Dans un arrêt rendu le 30 janvier 2024, la chambre criminelle de la Cour de cassation met l’accent sur l’absence d’ambiguïté que doit nécessairement revêtir l’engagement pris par un État de non-application de la peine de mort d’une personne dont il demande l’extradition. 

 

En l’espèce, un homme, poursuivi pour homicide involontaire avec préméditation en Tunisie, a fait l’objet d’une demande d’extradition. À cet égard, la chambre de l’instruction de la cour d’appel d’Aix-en-Provence ordonne un supplément d’information visant à obtenir des autorités tunisiennes leur engagement à ne pas exécuter la peine de mort dans le cas où celle-ci serait prononcée à l’encontre de la personne réclamée. 

Supplément d’information obtenu, ladite chambre de l’instruction rend, le 31 mai 2023, un avis favorable à la demande d’extradition litigieuse. Elle considère en effet que les assurances fournies par les autorités tunisiennes permettent de conclure qu’une condamnation à mort, même si elle est prononcée, ne sera pas appliquée dès lors qu’aucune personne condamnée à mort n’a effectivement été exécutée depuis plus de trente-deux ans et dès lors que la Tunisie s’est engagée internationalement à ne pas appliquer cette peine après avoir levé les réserves qu’elle avait initialement formulées concernant le deuxième Protocole facultatif au Pacte international relatif aux droits civils et politiques, visant à abolir la peine de mort. 

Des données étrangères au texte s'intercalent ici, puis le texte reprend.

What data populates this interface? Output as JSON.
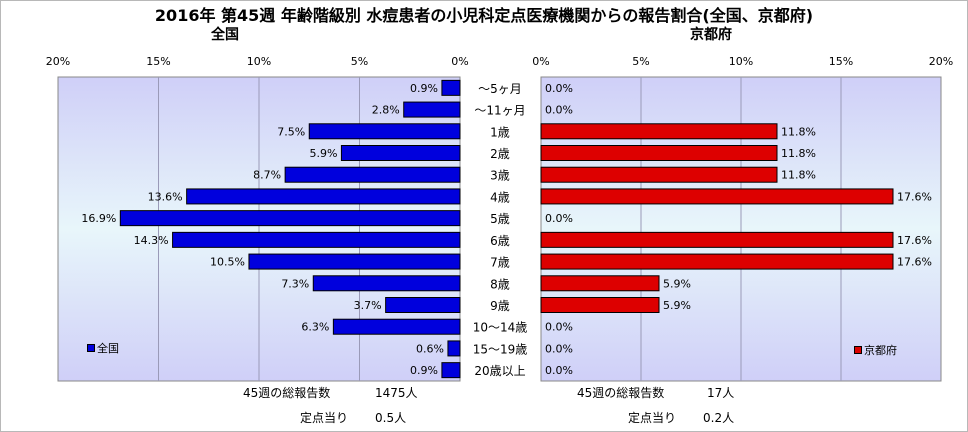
{
  "title": "2016年 第45週 年齢階級別 水痘患者の小児科定点医療機関からの報告割合(全国、京都府)",
  "chart_data": [
    {
      "type": "bar",
      "title": "全国",
      "orientation": "horizontal",
      "direction": "right-to-left",
      "categories": [
        "～5ヶ月",
        "～11ヶ月",
        "1歳",
        "2歳",
        "3歳",
        "4歳",
        "5歳",
        "6歳",
        "7歳",
        "8歳",
        "9歳",
        "10～14歳",
        "15～19歳",
        "20歳以上"
      ],
      "series": [
        {
          "name": "全国",
          "color": "#0000dd",
          "values": [
            0.9,
            2.8,
            7.5,
            5.9,
            8.7,
            13.6,
            16.9,
            14.3,
            10.5,
            7.3,
            3.7,
            6.3,
            0.6,
            0.9
          ],
          "labels": [
            "0.9%",
            "2.8%",
            "7.5%",
            "5.9%",
            "8.7%",
            "13.6%",
            "16.9%",
            "14.3%",
            "10.5%",
            "7.3%",
            "3.7%",
            "6.3%",
            "0.6%",
            "0.9%"
          ]
        }
      ],
      "xlim": [
        0,
        20
      ],
      "ticks": [
        "0%",
        "5%",
        "10%",
        "15%",
        "20%"
      ],
      "grid": true,
      "legend_position": "bottom-left"
    },
    {
      "type": "bar",
      "title": "京都府",
      "orientation": "horizontal",
      "direction": "left-to-right",
      "categories": [
        "～5ヶ月",
        "～11ヶ月",
        "1歳",
        "2歳",
        "3歳",
        "4歳",
        "5歳",
        "6歳",
        "7歳",
        "8歳",
        "9歳",
        "10～14歳",
        "15～19歳",
        "20歳以上"
      ],
      "series": [
        {
          "name": "京都府",
          "color": "#dd0000",
          "values": [
            0.0,
            0.0,
            11.8,
            11.8,
            11.8,
            17.6,
            0.0,
            17.6,
            17.6,
            5.9,
            5.9,
            0.0,
            0.0,
            0.0
          ],
          "labels": [
            "0.0%",
            "0.0%",
            "11.8%",
            "11.8%",
            "11.8%",
            "17.6%",
            "0.0%",
            "17.6%",
            "17.6%",
            "5.9%",
            "5.9%",
            "0.0%",
            "0.0%",
            "0.0%"
          ]
        }
      ],
      "xlim": [
        0,
        20
      ],
      "ticks": [
        "0%",
        "5%",
        "10%",
        "15%",
        "20%"
      ],
      "grid": true,
      "legend_position": "bottom-right"
    }
  ],
  "footer": {
    "left": {
      "total_label": "45週の総報告数",
      "total_value": "1475人",
      "per_label": "定点当り",
      "per_value": "0.5人"
    },
    "right": {
      "total_label": "45週の総報告数",
      "total_value": "17人",
      "per_label": "定点当り",
      "per_value": "0.2人"
    }
  }
}
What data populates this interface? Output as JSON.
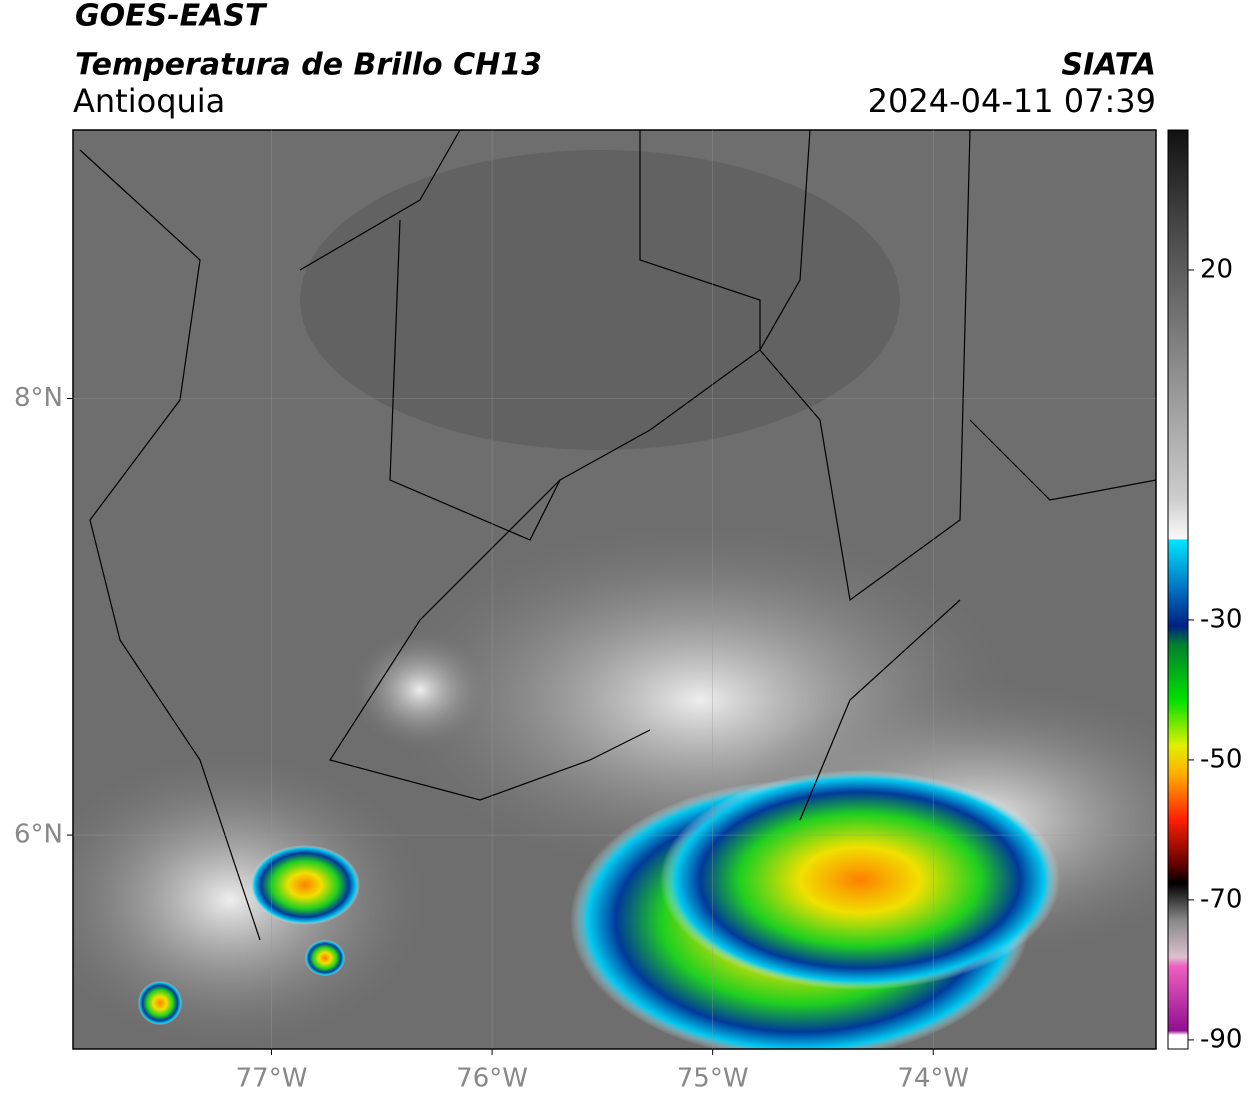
{
  "header": {
    "satellite": "GOES-EAST",
    "product": "Temperatura de Brillo CH13",
    "region": "Antioquia",
    "agency": "SIATA",
    "datetime": "2024-04-11 07:39"
  },
  "map": {
    "xlim": [
      -77.9,
      -72.99
    ],
    "ylim": [
      5.02,
      9.23
    ],
    "xticks": [
      {
        "value": -77,
        "label": "77°W"
      },
      {
        "value": -76,
        "label": "76°W"
      },
      {
        "value": -75,
        "label": "75°W"
      },
      {
        "value": -74,
        "label": "74°W"
      }
    ],
    "yticks": [
      {
        "value": 8,
        "label": "8°N"
      },
      {
        "value": 6,
        "label": "6°N"
      }
    ],
    "grid": true
  },
  "colorbar": {
    "lim": [
      -91.3,
      40
    ],
    "ticks": [
      20,
      -30,
      -50,
      -70,
      -90
    ]
  }
}
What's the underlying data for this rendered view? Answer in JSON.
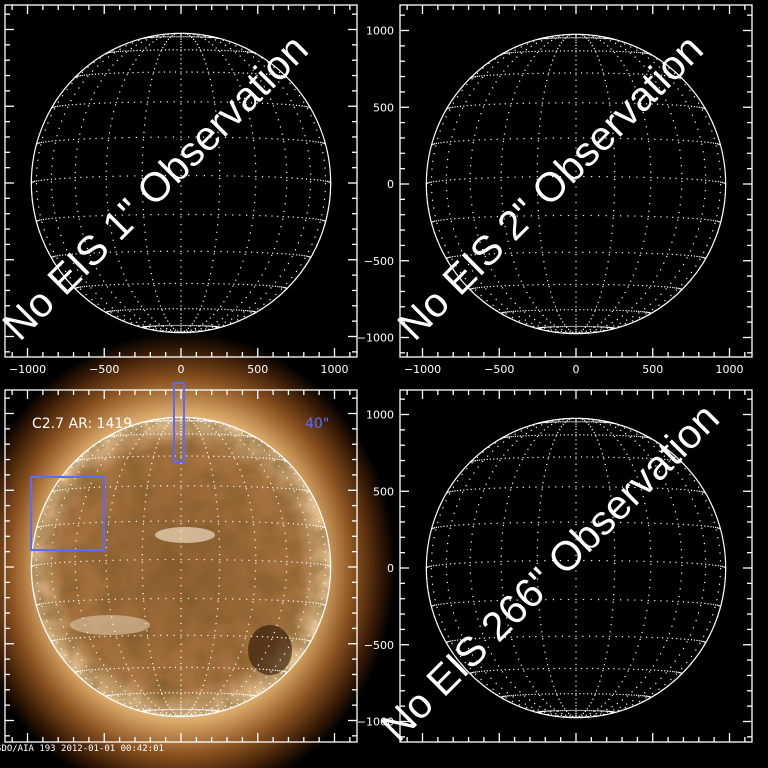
{
  "axes": {
    "range": [
      -1150,
      1150
    ],
    "major_ticks": [
      -1000,
      -500,
      0,
      500,
      1000
    ],
    "tick_labels": [
      "−1000",
      "−500",
      "0",
      "500",
      "1000"
    ],
    "solar_radius_arcsec": 975
  },
  "panels": [
    {
      "id": "eis-1",
      "overlay_text": "No EIS 1\" Observation",
      "show_xlabels": true,
      "show_ylabels": false,
      "image": false
    },
    {
      "id": "eis-2",
      "overlay_text": "No EIS 2\" Observation",
      "show_xlabels": true,
      "show_ylabels": true,
      "image": false
    },
    {
      "id": "aia",
      "flare_label": "C2.7 AR: 1419",
      "slit_label": "40\"",
      "footer": "SDO/AIA 193   2012-01-01 00:42:01",
      "show_xlabels": false,
      "show_ylabels": false,
      "image": true
    },
    {
      "id": "eis-266",
      "overlay_text": "No EIS 266\" Observation",
      "show_xlabels": false,
      "show_ylabels": true,
      "image": false
    }
  ],
  "colors": {
    "axes": "#ffffff",
    "fov_box": "#5a6cff",
    "aia_tint": "#b07a40"
  }
}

L’individu réclamé, considérant notamment que les garanties fournies par les autorités tunisiennes de non-application de la peine de mort à son égard ne sont ni précises ni effectives, introduit un pourvoi devant la Cour de cassation.  

 

Cette dernière est donc amenée à s’interroger sur la suffisance du complément d’information produit par les autorités tunisiennes, soit sur la teneur que doivent revêtir les garanties fournies par un État requérant une demande d’extradition de non-application de la peine de mort à la personne en faisant l’objet pour que puisse être délivré un avis favorable à l’exécution de cette demande.

 

Au visa des articles 3 de la Convention européenne des droits de l’homme et 696-15 du Code de procédure pénale, la Cour de cassation casse et annule l’arrêt de la chambre de l’instruction de la cour d’appel d’Aix-en-Provence. Elle considère que ladite chambre a privé son arrêt des conditions essentielles de son existence légale dès lors qu’elle s’est appuyée sur des considérations générales tenant à l’absence d’exécution des condamnations à mort depuis plus de trente-deux ans en Tunisie et aux engagements internationaux de cette dernière, qu’elle a elle-même qualifiés de « symboliques », pour en déduire que les autorités tunisiennes n’appliqueraient pas la peine de mort si celle-ci devait être prononcée à l’égard du requérant.

 

Ce faisant, la Cour de cassation instaure un certain standard d’effectivité que doivent revêtir les garanties fournies par l’État requérant permettant de s'assurer que la personne réclamée n'encourt pas le risque de se voir appliquer une peine contraire à l'ordre public français. En effet, ce n’est que lorsque l’État requérant a pris l’engagement « dénué de toute ambiguïté » que la peine de mort ne sera pas appliquée à la personne réclamée qu’une chambre de l’instruction pourra émettre un avis favorable à une demande d’extradition, ce qui n’était pas le cas en l’espèce.